The union federations clarified that this crisis extended beyond any single medical scheme; rather, it was rooted in the broader structure of South African healthcare financing.

“Despite significant national expenditure on health, the system continues to produce unequal outcomes, with a disproportionate share of resources benefiting a minority while the majority face constrained access and rising costs.”

The primary drivers of these costs were the pricing practices of private hospitals and the systemic pressure placed on medical schemes.

“Medical schemes, including Gems, are responding to these pressures by increasing premiums to remain viable, with the burden ultimately unfairly and unnecessarily falling on workers.

“This is the core injustice confronting the working class. They are being asked to carry the cost of a system that is structurally flawed and increasingly detached from affordability and reality.”

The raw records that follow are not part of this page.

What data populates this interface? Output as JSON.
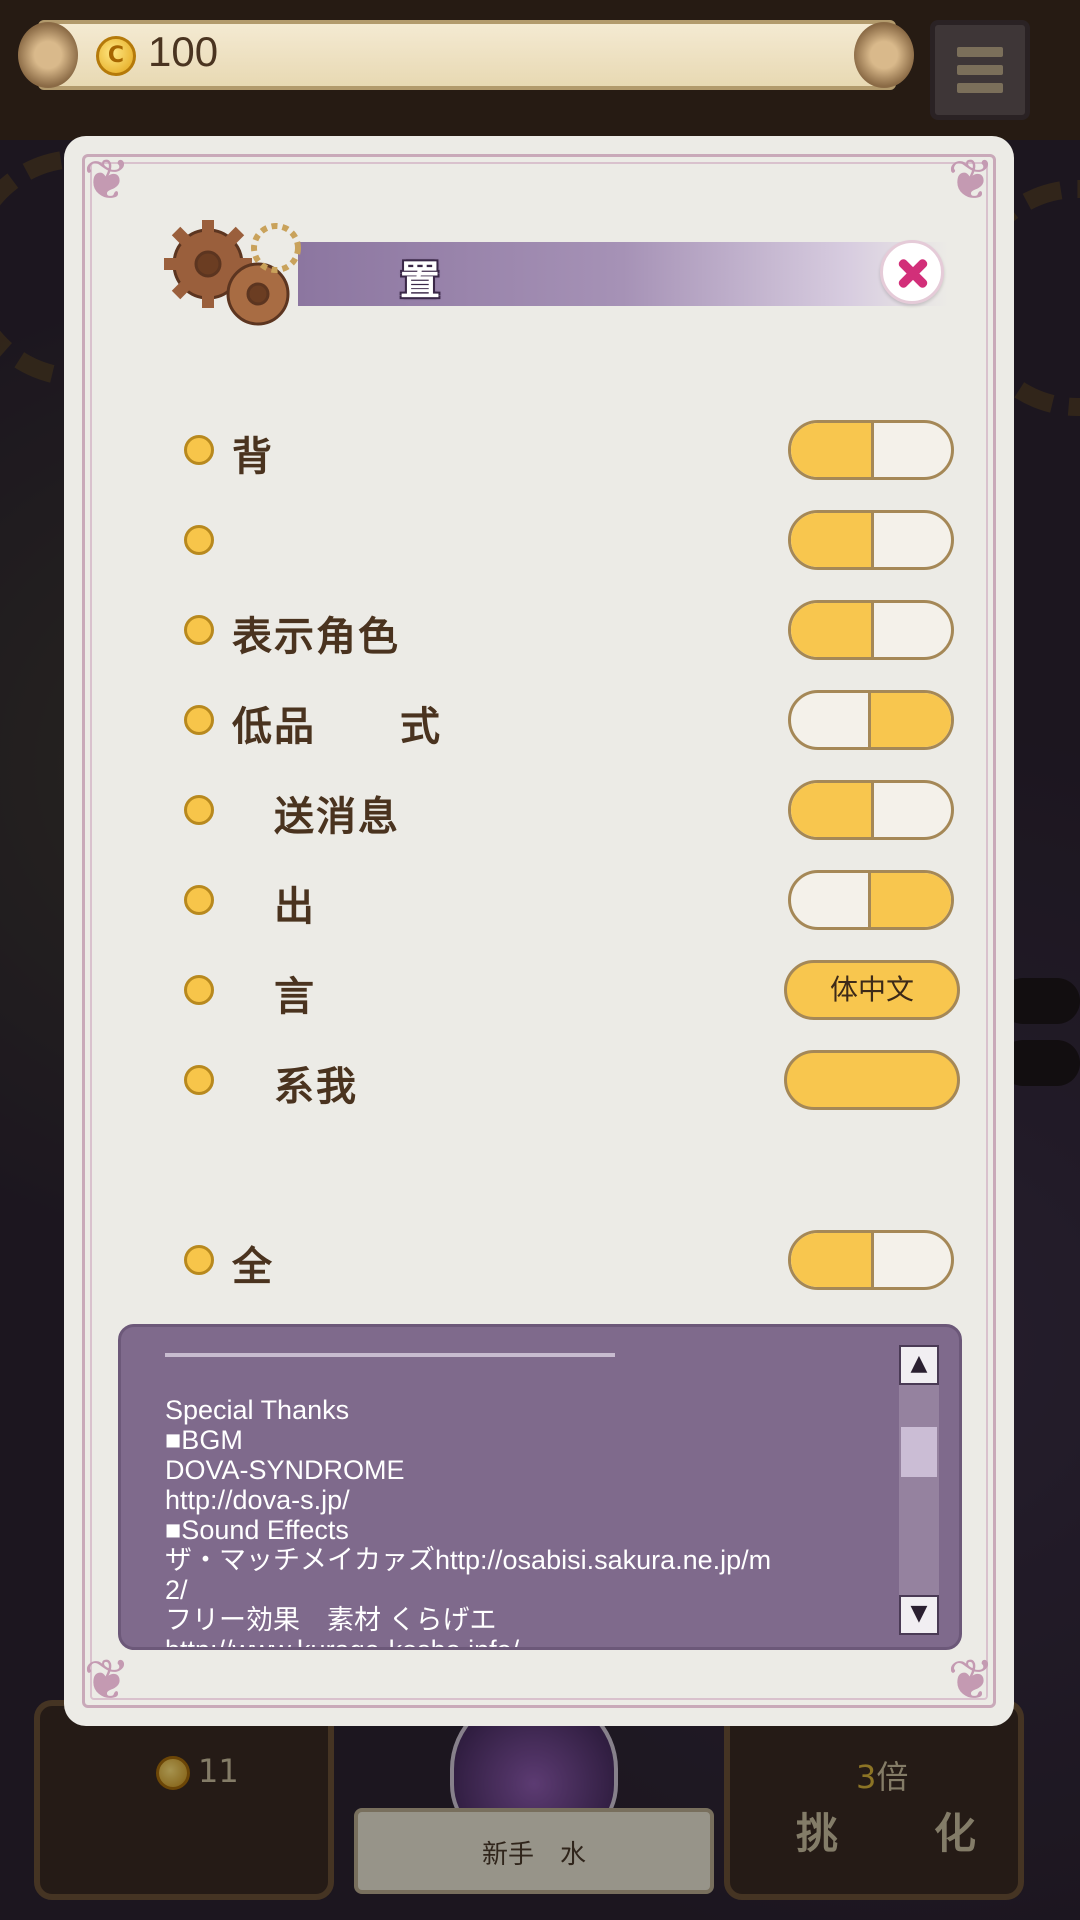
{
  "top_bar": {
    "coin_value": "100"
  },
  "dialog": {
    "title": "置",
    "settings": [
      {
        "label": "背",
        "control": "toggle",
        "state": "on"
      },
      {
        "label": "",
        "control": "toggle",
        "state": "on"
      },
      {
        "label": "表示角色",
        "control": "toggle",
        "state": "on"
      },
      {
        "label": "低品　　式",
        "control": "toggle",
        "state": "off"
      },
      {
        "label": "　送消息",
        "control": "toggle",
        "state": "on"
      },
      {
        "label": "　出",
        "control": "toggle",
        "state": "off"
      },
      {
        "label": "　言",
        "control": "button",
        "value": "体中文"
      },
      {
        "label": "　系我",
        "control": "button",
        "value": ""
      },
      {
        "label": "全",
        "control": "toggle",
        "state": "on"
      }
    ],
    "credits_text": "Special Thanks\n■BGM\nDOVA-SYNDROME\nhttp://dova-s.jp/\n■Sound Effects\nザ・マッチメイカァズhttp://osabisi.sakura.ne.jp/m\n2/\nフリー効果　素材 くらげエ\nhttp://www.kurage-kosho.info/"
  },
  "background": {
    "left_panel_coin": "11",
    "right_panel_multiplier": "3",
    "right_panel_multiplier_suffix": "倍",
    "right_panel_title": "挑　　化",
    "bottom_label": "新手　水"
  },
  "colors": {
    "toggle_fill": "#f8c64e",
    "banner_purple": "#8c76a0",
    "close_x": "#d22f79",
    "credits_bg": "#7f6a8c"
  }
}
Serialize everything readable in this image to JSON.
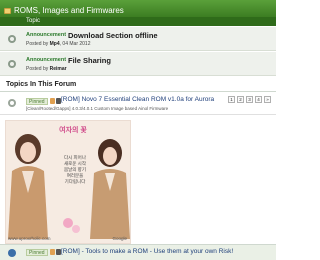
{
  "forum": {
    "title": "ROMS, Images and Firmwares",
    "column_header": "Topic"
  },
  "announcements": [
    {
      "kind": "Announcement",
      "title": "Download Section offline",
      "posted_by_label": "Posted by",
      "author": "Mp4",
      "date": ", 04 Mar 2012"
    },
    {
      "kind": "Announcement",
      "title": "File Sharing",
      "posted_by_label": "Posted by",
      "author": "Reimar",
      "date": ""
    }
  ],
  "topics_section_title": "Topics In This Forum",
  "threads": [
    {
      "badge": "Pinned",
      "title": "[ROM] Novo 7 Essential Clean ROM v1.0a for Aurora",
      "subtitle": "[Clean/Rooted/Gapps] 4.0.3/4.0.1 Custom Image based Ainol Firmware",
      "pages": [
        "1",
        "2",
        "3",
        "4",
        "»"
      ]
    },
    {
      "badge": "Pinned",
      "title": "[ROM] - Tools to make a ROM - Use them at your own Risk!",
      "subtitle": "",
      "pages": []
    }
  ],
  "ad": {
    "headline": "여자의 꽃",
    "body_lines": [
      "다시 피어나",
      "새로운 시작",
      "봄날의 향기",
      "여러분을",
      "기다립니다"
    ],
    "site": "www.uproxrholic.com",
    "provider": "Google"
  },
  "colors": {
    "header_green": "#3c7d22",
    "link_blue": "#1f3f7a",
    "announcement_green": "#2c7a2c"
  }
}
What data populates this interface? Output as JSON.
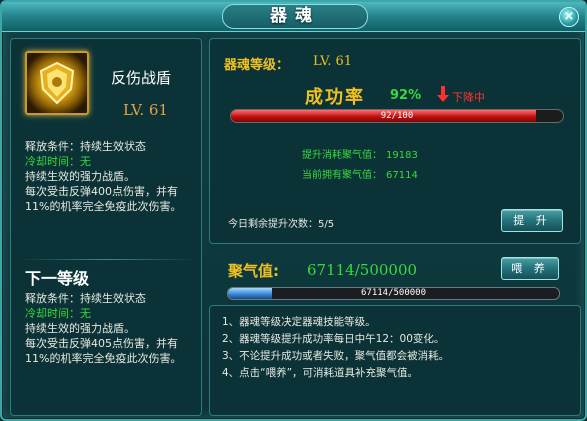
{
  "window": {
    "title": "器魂",
    "close_label": "×"
  },
  "skill": {
    "icon": "shield-emblem-icon",
    "name": "反伤战盾",
    "level": "LV. 61",
    "current": {
      "release_condition": "释放条件：持续生效状态",
      "cooldown": "冷却时间：无",
      "desc_lines": [
        "持续生效的强力战盾。",
        "每次受击反弹400点伤害，并有",
        "11%的机率完全免疫此次伤害。"
      ]
    },
    "next_title": "下一等级",
    "next": {
      "release_condition": "释放条件：持续生效状态",
      "cooldown": "冷却时间：无",
      "desc_lines": [
        "持续生效的强力战盾。",
        "每次受击反弹405点伤害，并有",
        "11%的机率完全免疫此次伤害。"
      ]
    }
  },
  "upgrade": {
    "label": "器魂等级：",
    "level": "LV. 61",
    "rate_label": "成功率",
    "rate_value": "92%",
    "trend_icon": "down-arrow-icon",
    "trend_text": "下降中",
    "bar_text": "92/100",
    "bar_fraction": 0.92,
    "cost_label": "提升消耗聚气值：",
    "cost_value": "19183",
    "owned_label": "当前拥有聚气值：",
    "owned_value": "67114",
    "remain_text": "今日剩余提升次数：5/5",
    "button_label": "提 升"
  },
  "energy": {
    "label": "聚气值:",
    "value": "67114/500000",
    "bar_text": "67114/500000",
    "bar_fraction": 0.134,
    "button_label": "喂 养"
  },
  "notes": [
    "1、器魂等级决定器魂技能等级。",
    "2、器魂等级提升成功率每日中午12：00变化。",
    "3、不论提升成功或者失败，聚气值都会被消耗。",
    "4、点击“喂养”，可消耗道具补充聚气值。"
  ],
  "colors": {
    "accent_gold": "#f0c020",
    "green": "#3ad83a",
    "red": "#ff3030",
    "frame": "#2f7a7e"
  }
}
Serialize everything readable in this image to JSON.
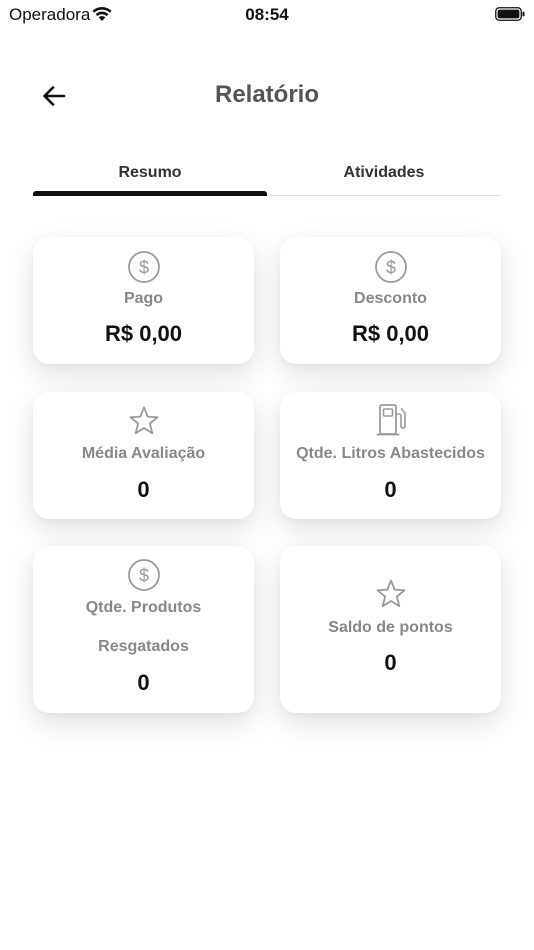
{
  "status_bar": {
    "carrier": "Operadora",
    "time": "08:54"
  },
  "header": {
    "title": "Relatório",
    "back_icon": "arrow-left-icon"
  },
  "tabs": [
    {
      "label": "Resumo",
      "active": true
    },
    {
      "label": "Atividades",
      "active": false
    }
  ],
  "cards": {
    "pago": {
      "icon": "dollar-circle-icon",
      "label": "Pago",
      "value": "R$ 0,00"
    },
    "desconto": {
      "icon": "dollar-circle-icon",
      "label": "Desconto",
      "value": "R$ 0,00"
    },
    "media_avaliacao": {
      "icon": "star-icon",
      "label": "Média Avaliação",
      "value": "0"
    },
    "litros": {
      "icon": "fuel-pump-icon",
      "label": "Qtde. Litros Abastecidos",
      "value": "0"
    },
    "produtos": {
      "icon": "dollar-circle-icon",
      "label_line1": "Qtde. Produtos",
      "label_line2": "Resgatados",
      "value": "0"
    },
    "saldo": {
      "icon": "star-icon",
      "label": "Saldo de pontos",
      "value": "0"
    }
  },
  "colors": {
    "icon_gray": "#9a9a9a",
    "label_gray": "#888888",
    "title_gray": "#555555",
    "active_tab": "#111111"
  }
}
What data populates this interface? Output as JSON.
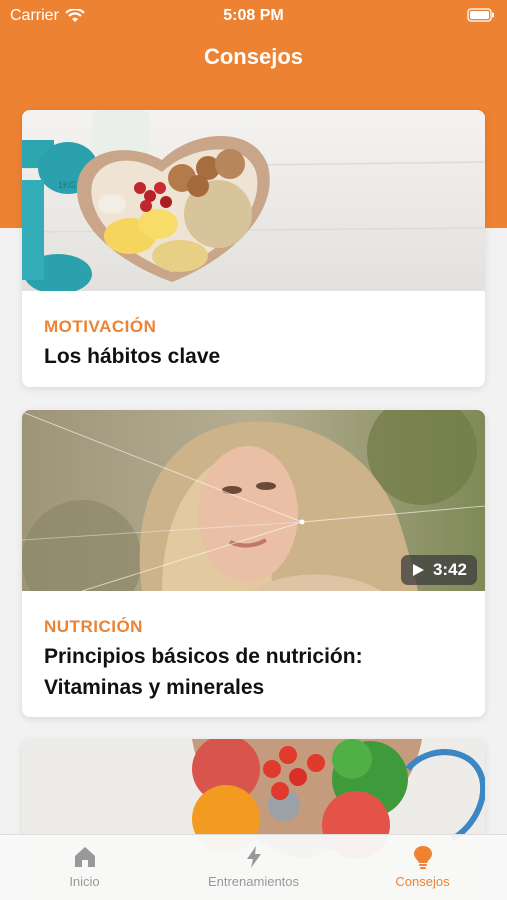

Cosatu and Fedusa said their joint campaign was aimed at addressing healthcare costs across the board, not just within Gems.

They said they were prepared to use several avenues to force change such as campaigning through available platforms, including Section 77 processes currently under way at Nedlac, ongoing engagements within the Public Service Co-ordinating Bargaining Council, co-ordinated mass action, strategic litigation, political interventions and sustained public advocacy.

“These interventions reflect the growing consensus across organised labour and the broader public that escalating healthcare costs require urgent national intervention and cannot be left to market forces alone.”

Fedusa and Cosatu urged the government to take decisive action to regulate the pricing of private healthcare providers, insisting that “workers cannot be expected to carry this burden indefinitely”.